With shared-disk the data sits in cold storage (eg. s3) for which you pay cheaply. Only when you have to do some big computation you spin up a temporary compute cluster, do the computation, store resukt back in s3 and kill the cluster. You can also have long lived compute clusters and shut them or scale them down at night when nobody uses them. Since the data doesn't "live" in the compute nodes, you can add or remove as many compute nodes as you wish.

In shared-nothing the data "lives" on the compute nodes, so you can't willy nilly add or remove nodes. The data would either get lost if you removed more nodes than what is necessary for triple replicated redundancy.
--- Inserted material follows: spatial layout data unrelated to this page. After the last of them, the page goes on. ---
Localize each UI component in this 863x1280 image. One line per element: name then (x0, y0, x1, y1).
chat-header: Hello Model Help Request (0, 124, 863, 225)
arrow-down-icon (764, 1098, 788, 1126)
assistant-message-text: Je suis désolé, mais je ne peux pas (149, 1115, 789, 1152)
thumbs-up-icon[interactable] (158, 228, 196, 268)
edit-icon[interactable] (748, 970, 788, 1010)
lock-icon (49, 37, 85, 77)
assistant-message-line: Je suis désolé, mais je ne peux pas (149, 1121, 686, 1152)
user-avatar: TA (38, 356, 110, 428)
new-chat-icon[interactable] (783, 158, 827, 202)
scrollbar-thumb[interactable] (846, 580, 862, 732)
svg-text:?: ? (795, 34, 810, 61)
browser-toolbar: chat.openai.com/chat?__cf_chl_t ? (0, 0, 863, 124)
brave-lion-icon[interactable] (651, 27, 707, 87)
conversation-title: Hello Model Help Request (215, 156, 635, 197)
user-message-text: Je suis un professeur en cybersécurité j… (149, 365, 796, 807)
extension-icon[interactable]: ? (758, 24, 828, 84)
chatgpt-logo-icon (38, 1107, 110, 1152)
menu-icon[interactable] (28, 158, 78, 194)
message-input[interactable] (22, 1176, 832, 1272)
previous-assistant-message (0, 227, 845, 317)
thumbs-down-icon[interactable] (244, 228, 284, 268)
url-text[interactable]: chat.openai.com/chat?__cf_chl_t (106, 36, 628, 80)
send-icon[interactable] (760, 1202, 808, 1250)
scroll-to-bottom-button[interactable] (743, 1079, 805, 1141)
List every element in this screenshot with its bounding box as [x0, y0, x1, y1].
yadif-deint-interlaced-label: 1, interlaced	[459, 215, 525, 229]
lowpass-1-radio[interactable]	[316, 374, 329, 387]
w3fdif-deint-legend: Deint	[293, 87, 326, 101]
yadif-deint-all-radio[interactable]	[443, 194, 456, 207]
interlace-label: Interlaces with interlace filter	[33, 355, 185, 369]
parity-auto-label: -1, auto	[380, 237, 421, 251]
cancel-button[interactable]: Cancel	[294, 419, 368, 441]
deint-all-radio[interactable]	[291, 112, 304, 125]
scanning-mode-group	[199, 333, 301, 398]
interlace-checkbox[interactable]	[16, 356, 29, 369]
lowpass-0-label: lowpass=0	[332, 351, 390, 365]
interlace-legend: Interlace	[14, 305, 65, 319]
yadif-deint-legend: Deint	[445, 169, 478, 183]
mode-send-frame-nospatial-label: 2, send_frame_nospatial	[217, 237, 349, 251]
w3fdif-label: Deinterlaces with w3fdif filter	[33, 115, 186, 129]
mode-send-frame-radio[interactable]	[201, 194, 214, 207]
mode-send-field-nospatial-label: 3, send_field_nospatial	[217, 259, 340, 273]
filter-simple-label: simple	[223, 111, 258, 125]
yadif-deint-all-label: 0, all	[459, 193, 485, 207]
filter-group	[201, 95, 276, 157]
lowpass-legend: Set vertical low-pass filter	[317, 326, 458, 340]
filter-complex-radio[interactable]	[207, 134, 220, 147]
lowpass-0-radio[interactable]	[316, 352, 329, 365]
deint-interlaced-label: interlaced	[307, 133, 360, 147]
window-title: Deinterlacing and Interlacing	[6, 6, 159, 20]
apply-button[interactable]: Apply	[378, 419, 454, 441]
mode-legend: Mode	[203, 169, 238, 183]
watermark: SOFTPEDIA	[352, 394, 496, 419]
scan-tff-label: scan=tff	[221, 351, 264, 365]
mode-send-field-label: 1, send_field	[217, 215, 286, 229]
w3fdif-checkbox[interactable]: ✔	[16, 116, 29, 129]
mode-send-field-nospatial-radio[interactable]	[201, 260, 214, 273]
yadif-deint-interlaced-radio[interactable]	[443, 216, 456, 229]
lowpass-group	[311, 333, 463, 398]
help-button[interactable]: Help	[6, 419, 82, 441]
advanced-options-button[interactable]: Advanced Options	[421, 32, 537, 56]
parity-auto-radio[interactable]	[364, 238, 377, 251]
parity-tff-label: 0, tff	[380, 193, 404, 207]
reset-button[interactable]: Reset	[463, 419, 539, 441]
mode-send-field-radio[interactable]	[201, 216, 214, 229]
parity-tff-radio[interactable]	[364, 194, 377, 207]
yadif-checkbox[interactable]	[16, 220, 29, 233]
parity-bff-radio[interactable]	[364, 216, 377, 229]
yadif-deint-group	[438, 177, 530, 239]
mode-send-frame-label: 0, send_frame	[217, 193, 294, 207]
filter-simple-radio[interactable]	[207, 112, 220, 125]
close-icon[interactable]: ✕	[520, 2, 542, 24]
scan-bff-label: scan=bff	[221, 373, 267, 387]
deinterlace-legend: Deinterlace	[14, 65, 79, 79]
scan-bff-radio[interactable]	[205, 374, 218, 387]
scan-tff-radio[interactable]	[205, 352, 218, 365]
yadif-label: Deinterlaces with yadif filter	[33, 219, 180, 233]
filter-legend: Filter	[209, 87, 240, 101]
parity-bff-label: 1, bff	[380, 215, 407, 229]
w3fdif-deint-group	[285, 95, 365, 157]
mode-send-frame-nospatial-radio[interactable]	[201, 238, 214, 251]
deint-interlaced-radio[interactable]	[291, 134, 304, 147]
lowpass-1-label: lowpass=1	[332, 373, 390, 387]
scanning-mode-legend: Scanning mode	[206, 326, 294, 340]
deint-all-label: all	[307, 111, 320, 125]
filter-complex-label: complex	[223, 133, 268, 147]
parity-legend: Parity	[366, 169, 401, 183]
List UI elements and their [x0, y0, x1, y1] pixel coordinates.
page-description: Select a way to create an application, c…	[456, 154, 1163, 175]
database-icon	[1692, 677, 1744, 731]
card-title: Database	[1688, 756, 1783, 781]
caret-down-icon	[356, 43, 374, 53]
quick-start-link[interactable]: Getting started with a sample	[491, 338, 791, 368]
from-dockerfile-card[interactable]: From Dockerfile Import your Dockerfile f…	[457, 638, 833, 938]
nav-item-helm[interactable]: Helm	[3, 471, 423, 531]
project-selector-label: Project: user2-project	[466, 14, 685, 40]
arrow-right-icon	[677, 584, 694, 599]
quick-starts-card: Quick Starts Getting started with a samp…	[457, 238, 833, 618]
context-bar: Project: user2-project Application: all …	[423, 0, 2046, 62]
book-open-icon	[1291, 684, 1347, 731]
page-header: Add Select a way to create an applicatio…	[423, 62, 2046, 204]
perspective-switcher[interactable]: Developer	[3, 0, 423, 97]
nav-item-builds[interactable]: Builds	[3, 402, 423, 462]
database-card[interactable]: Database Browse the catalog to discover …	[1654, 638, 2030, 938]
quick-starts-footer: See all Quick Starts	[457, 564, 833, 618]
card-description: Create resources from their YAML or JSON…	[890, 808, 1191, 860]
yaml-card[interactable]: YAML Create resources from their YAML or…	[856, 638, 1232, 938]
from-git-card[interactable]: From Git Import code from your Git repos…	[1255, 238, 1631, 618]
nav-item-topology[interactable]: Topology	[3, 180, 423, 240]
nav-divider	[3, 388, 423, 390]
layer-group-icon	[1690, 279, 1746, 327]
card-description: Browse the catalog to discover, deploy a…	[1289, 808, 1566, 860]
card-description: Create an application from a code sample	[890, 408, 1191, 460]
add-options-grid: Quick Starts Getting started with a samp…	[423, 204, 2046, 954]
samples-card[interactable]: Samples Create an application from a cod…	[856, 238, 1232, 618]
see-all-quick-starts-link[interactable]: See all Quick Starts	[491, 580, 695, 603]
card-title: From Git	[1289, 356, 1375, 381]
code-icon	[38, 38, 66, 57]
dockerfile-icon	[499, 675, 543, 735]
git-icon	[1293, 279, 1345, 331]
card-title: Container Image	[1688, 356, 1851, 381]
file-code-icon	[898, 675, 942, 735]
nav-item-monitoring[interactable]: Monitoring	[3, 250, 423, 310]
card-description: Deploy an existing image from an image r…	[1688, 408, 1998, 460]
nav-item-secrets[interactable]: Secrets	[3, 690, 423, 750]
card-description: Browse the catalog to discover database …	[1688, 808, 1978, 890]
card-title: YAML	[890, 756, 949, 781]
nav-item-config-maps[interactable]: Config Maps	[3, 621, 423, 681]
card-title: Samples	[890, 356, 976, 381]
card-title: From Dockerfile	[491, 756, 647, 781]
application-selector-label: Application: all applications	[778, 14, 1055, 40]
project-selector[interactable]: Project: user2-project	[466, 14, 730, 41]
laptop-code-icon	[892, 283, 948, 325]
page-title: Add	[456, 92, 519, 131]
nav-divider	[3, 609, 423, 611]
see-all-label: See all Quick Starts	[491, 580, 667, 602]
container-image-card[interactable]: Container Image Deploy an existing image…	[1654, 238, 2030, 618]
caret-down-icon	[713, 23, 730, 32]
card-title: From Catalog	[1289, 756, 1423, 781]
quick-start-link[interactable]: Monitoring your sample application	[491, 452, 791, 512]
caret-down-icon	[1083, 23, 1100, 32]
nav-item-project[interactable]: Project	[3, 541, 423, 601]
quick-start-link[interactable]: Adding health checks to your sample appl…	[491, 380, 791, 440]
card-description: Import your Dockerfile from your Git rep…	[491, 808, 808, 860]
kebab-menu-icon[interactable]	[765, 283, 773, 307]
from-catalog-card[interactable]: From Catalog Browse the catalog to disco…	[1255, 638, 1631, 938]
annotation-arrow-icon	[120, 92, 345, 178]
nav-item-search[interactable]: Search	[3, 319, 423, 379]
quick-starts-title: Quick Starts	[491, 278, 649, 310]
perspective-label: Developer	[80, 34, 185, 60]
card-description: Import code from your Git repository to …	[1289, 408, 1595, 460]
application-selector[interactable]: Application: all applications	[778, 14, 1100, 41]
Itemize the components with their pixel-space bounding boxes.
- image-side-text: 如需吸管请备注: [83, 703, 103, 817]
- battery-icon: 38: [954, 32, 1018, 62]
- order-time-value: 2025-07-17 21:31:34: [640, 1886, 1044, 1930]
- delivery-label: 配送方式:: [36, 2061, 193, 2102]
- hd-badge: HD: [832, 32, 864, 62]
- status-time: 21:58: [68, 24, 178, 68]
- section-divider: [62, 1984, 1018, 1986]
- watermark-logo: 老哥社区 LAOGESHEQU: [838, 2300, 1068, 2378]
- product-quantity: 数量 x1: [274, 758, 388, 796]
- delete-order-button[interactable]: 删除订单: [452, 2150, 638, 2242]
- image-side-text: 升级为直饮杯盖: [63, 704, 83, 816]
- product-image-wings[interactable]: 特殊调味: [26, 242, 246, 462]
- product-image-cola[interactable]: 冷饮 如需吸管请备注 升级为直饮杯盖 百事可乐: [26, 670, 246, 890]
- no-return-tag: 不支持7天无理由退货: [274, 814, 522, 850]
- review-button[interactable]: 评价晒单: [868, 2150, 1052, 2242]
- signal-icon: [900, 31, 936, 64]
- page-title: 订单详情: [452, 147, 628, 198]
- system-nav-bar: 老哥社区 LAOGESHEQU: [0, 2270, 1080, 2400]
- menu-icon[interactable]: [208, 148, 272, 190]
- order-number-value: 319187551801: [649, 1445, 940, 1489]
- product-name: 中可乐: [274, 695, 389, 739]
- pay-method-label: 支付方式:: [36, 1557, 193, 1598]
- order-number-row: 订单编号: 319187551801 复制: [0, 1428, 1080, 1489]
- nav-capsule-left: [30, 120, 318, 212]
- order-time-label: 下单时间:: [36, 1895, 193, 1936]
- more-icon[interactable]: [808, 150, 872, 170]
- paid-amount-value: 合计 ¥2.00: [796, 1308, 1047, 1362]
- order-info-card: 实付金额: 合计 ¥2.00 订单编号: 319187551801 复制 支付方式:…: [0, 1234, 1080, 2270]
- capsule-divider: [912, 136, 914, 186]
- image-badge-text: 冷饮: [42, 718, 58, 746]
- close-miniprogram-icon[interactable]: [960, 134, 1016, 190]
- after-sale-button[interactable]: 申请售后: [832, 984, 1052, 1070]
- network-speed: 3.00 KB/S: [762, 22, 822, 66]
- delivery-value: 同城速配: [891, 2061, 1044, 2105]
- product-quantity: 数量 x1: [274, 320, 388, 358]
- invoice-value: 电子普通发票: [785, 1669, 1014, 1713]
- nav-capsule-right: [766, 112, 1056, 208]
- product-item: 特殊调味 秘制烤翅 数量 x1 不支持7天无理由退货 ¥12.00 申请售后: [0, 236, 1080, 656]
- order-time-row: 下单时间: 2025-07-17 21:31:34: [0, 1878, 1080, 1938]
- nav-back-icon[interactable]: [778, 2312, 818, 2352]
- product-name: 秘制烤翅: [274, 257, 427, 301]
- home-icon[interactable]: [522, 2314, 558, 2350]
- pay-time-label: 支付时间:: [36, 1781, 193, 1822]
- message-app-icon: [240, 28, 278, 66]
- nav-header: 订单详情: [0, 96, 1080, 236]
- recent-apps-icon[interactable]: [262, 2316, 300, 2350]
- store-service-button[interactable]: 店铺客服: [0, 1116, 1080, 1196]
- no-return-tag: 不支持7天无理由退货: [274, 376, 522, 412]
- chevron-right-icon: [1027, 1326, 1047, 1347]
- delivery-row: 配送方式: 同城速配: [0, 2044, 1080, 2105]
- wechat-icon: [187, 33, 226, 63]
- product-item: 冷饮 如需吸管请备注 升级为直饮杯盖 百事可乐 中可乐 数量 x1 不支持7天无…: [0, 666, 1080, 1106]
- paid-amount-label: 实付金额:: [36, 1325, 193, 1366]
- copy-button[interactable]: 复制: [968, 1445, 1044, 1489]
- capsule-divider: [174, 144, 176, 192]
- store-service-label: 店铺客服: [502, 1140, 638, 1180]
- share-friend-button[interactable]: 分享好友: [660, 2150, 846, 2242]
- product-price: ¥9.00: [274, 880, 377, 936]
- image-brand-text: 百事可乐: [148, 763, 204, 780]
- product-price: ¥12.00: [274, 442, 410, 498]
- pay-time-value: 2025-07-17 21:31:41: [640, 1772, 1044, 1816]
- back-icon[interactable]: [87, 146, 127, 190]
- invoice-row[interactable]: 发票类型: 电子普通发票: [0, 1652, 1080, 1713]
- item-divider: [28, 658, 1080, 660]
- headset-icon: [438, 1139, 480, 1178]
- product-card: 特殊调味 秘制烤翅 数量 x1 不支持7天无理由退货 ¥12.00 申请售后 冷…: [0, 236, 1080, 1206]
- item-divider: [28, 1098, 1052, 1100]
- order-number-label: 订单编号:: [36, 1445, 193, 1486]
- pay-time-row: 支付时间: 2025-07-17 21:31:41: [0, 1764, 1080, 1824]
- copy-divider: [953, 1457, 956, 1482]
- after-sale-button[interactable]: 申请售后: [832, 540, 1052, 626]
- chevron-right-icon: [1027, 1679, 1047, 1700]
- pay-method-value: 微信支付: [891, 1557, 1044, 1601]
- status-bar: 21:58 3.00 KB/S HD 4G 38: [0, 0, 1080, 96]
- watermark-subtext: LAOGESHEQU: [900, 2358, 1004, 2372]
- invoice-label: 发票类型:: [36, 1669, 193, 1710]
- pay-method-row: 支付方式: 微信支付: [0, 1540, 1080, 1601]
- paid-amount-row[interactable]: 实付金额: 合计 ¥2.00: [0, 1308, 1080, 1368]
Or if you added nodes you'd have to wait before the data gets rebalanced to those new nodes, resulting in massive reshuffling of everything.

Keep in mind that shared-nothing clusters are most likely long lived and have multiple large datasets sitting on them, so by adding nodes you will start to shuffle everything around.

With shared-disk your compute cluster is only a single use for one dataset and you don't lose data as you scale cluster up and down.

There is a hybrid architecture which will give you both, but doesn't exist out there: Shared-disk with active caching. Ie. giving you control over which tables will be pinned down on your temporary compute-cluster. That will give you performance of shared-nothing but with convenience of shared-disk temporary compute clusters.